Hospital and circus theatre among 'most at-risk' listed buildings

Brighton Hippodrome - Charity calls for Victorian and Edwardian ‘survivors of history’ in England and Wales to be saved
Brighton Hippodrome | Photograph © Theatres Trust

"A long-forgotten London hospital, an imposing former brewery and a circus theatre, described as “fascinating survivors of history”, are among the top 10 most at-risk Victorian and Edwardian listed buildings, according to a charity.

The purpose-built hospital opened in 1889 was once one of the country’s most important gynaecological hospitals. It became the Samaritan Free Hospital for Women in 1904, joined the NHS in 1948 and closed in 1997.

The Grade-II listed building on Marylebone Road, west London, is now dilapidated and derelict, with foliage recently removed from its handsome red brick and terracotta exterior.

The Victorian Society, which has released its annual list of buildings of special architectural and historic interest, said the hospital’s prominent location cried out for it to be restored and repurposed as offices, a hotel or flats.

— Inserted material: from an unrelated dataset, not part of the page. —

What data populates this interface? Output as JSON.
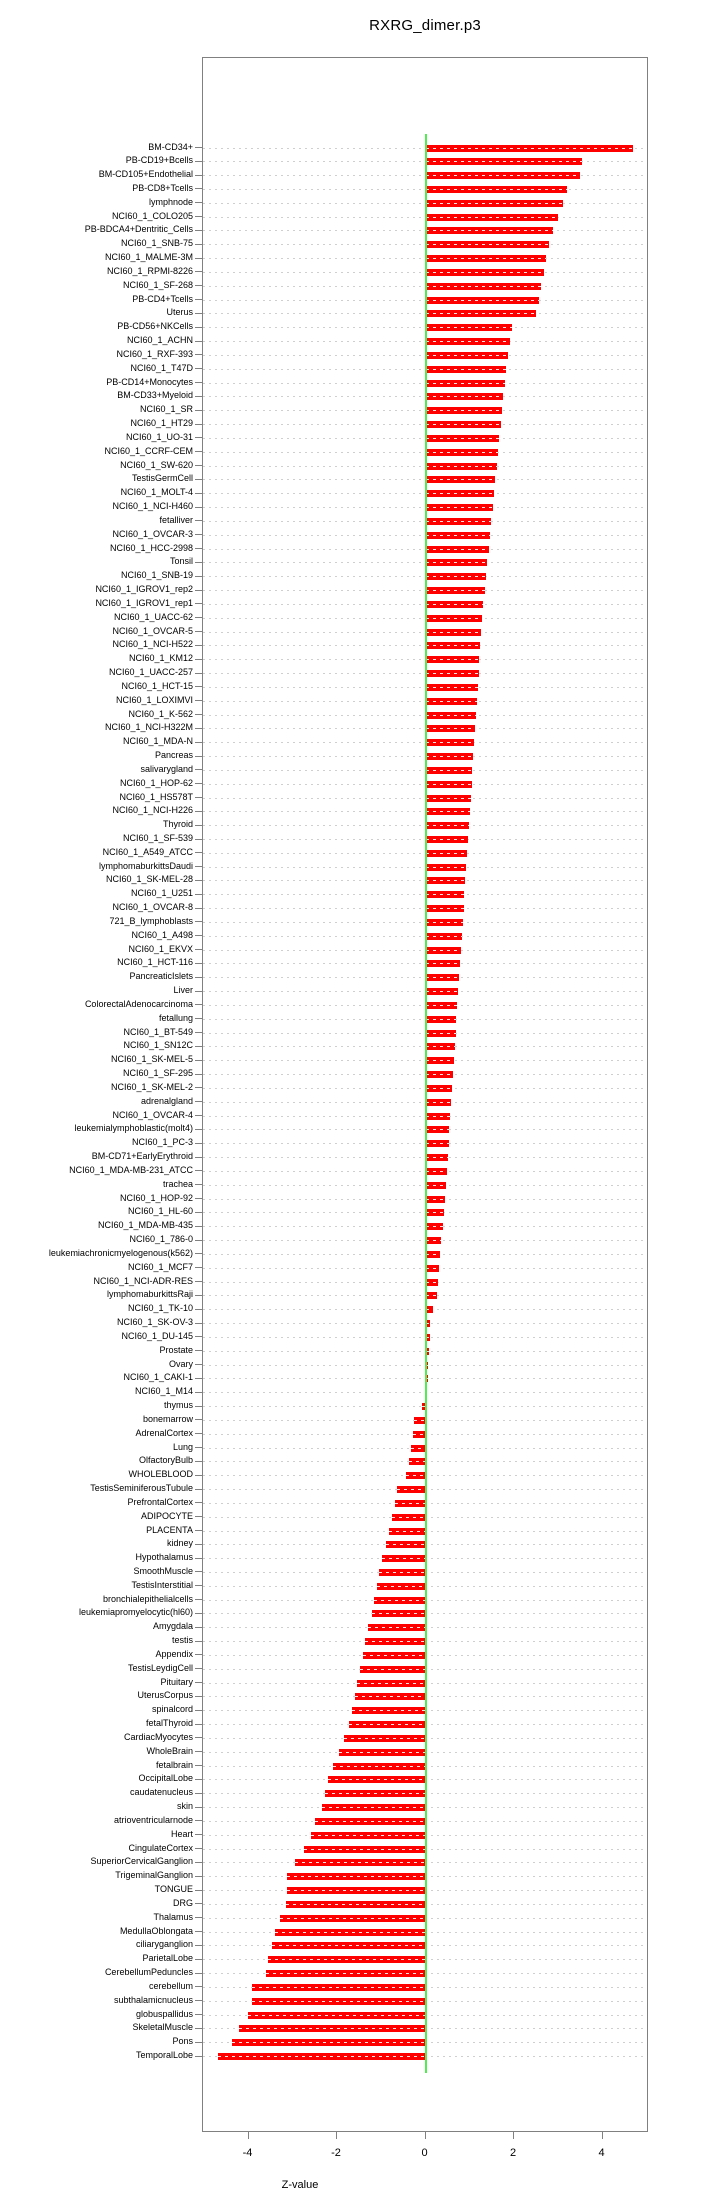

Brighton Hippodrome, designed in 1901 and the finest surviving example of a circus theatre, is also sitting “empty and rotting”. Its spectacular circular auditorium, with richly decorated ceiling in the form of a panelled tent, once drew attracted huge crowds. Recent plans for it to become a multiplex cinema, then a hotel, spa and apartments, have failed to come to fruition. It remains vacant and in need of urgent work.